= Non-crime hate incident =

Classification in British policing records

In the United Kingdom, non-crime hate incidents (NCHIs) refer to actions or speech perceived to demonstrate hostility towards a person's protected characteristics, such as race, religion, sexual orientation, or disability. These incidents do not meet the threshold of a criminal offence. Nevertheless, these incidents were recorded in accordance with guidelines from the College of Policing, which define them as incidents perceived by the victim (or any other person) to be motivated by hostility.

Other Commonwealth countries use similar designations, such as hate-motivated incident, to differentiate between criminal and non-criminal acts. The Southern Poverty Law Center uses bias-motivated incident.

The Metropolitan Police announced it would stop investigating non-crime hate incidents to "reduce ambiguity" after prosecutors dropped the case against Graham Linehan following his arrest in September 2025. In the same month the chief inspector of constabulary said Police should no longer record or investigate non-crime hate incidents.

== History ==
One of the recommendations made by Sir William Macpherson as a result of his inquiry into the murder of Stephen Lawrence was that Police should record both hate crimes and non-criminal "hate incidents". As a result, in 2000, the Association of Chief Police Officers (ACPO) released a manual to guide police offers in recording hate crimes and in 2014, the College of Policing released its Hate Crime Operational Guidance that encouraged reporting non-crime hate incidents.

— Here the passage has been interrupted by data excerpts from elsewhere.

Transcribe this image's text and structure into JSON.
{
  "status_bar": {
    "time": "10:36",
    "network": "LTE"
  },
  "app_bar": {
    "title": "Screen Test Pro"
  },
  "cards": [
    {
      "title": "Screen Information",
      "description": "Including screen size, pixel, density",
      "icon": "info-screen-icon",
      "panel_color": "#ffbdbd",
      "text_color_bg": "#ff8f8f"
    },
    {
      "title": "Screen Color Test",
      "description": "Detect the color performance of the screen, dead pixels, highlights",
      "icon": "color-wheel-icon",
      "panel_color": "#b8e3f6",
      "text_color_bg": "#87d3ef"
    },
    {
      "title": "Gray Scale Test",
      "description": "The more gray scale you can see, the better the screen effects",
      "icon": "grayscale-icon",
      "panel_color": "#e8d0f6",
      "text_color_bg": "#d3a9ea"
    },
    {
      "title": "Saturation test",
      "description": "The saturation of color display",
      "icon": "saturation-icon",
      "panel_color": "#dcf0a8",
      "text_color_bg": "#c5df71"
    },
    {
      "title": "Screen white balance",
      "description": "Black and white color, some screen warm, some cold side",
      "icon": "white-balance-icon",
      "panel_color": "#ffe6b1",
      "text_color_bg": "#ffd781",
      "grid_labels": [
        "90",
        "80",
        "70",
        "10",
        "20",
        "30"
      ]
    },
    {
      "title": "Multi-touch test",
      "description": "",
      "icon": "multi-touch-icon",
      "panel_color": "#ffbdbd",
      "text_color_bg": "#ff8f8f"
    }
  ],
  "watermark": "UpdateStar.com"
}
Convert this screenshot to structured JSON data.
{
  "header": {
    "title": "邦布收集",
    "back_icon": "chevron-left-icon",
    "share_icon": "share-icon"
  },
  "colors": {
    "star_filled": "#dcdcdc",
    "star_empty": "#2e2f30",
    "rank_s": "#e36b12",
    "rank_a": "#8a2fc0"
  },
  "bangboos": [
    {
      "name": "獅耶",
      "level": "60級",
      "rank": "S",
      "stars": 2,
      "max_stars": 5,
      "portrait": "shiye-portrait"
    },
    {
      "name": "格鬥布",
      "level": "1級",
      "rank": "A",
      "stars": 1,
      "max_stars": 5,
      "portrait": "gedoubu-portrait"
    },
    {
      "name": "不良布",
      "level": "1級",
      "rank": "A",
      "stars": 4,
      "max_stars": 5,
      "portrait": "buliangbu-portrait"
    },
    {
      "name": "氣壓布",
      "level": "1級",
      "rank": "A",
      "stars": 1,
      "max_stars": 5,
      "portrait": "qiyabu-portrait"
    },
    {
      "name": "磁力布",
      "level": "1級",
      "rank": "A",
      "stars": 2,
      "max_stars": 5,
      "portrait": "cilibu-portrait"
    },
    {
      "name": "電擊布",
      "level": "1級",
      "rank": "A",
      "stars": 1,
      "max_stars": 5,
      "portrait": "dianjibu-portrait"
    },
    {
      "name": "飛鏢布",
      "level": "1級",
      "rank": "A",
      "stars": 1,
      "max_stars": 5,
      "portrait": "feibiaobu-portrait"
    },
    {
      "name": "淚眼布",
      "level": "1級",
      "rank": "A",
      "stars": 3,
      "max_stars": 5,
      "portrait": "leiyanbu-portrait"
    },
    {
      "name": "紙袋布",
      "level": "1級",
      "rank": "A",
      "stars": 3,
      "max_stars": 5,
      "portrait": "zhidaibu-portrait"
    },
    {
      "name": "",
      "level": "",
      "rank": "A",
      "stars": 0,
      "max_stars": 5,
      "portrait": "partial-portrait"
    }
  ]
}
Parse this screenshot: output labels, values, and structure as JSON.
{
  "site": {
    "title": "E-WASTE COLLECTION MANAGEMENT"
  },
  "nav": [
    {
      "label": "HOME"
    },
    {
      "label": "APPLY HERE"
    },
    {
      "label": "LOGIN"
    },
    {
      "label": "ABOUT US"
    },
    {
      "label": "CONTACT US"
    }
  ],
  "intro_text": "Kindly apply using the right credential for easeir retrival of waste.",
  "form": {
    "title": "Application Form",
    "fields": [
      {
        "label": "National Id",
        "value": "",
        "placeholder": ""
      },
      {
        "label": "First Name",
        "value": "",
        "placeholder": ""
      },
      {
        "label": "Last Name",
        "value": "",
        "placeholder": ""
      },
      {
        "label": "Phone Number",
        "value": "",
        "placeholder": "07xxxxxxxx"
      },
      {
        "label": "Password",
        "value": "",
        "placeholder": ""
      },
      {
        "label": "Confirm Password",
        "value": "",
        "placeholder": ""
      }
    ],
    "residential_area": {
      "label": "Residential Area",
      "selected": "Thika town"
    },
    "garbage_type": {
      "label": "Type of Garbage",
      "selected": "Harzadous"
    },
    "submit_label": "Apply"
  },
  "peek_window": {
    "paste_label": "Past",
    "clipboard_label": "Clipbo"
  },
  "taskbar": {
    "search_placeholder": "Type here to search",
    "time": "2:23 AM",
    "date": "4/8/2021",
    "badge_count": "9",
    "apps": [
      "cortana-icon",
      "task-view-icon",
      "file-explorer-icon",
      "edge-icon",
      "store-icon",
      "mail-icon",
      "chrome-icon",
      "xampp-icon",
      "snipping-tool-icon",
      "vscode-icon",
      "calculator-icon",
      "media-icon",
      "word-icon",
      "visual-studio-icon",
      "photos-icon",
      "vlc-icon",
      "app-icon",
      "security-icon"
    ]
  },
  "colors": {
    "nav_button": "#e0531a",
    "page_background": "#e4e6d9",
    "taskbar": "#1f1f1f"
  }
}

NCHIs were introduced as part of efforts to monitor and prevent hate crimes. They allow authorities to identify patterns of discriminatory behaviour, which might later escalate to criminal offences. The system also aims to offer reassurance to communities targeted by such behaviours. Police are required to record these incidents even when no crime has been committed, as long as they align with the perception-based criteria outlined by the College of Policing. The College of Policing first initiated NCHIs in 2014, advising police forces to begin keeping records of the incidents. The subjective nature of the NCHI complaint has led to incidents such as the playing of Bob Marley music, a Snapchat between schoolgirls, and the hanging of soiled underpants on a washing line to be recorded as NCHIs.

The guidelines for recording NCHIs were challenged in a landmark case in 2021, when the Court of Appeal ruled that their implementation must balance public safety with the protection of individual freedoms. The court found that the guidelines could have a "chilling effect" on free speech, requiring amendments to ensure proportionality in the reporting process. In December 2021, the Court of Appeal ruled that this guidance was unlawful and constituted a "chilling effect ... on the legitimate exercise of freedom of expression". As a result, the guidance now states that freedom of speech should be prioritised where possible and that non-crime hate incidents should not be recorded where they are "trivial, irrational or malicious, or where there is no basis to conclude that an incident was motivated by hostility."

The Police, Crime, Sentencing and Courts Act 2022 made statutory the code of practice for police recording of NCHIs.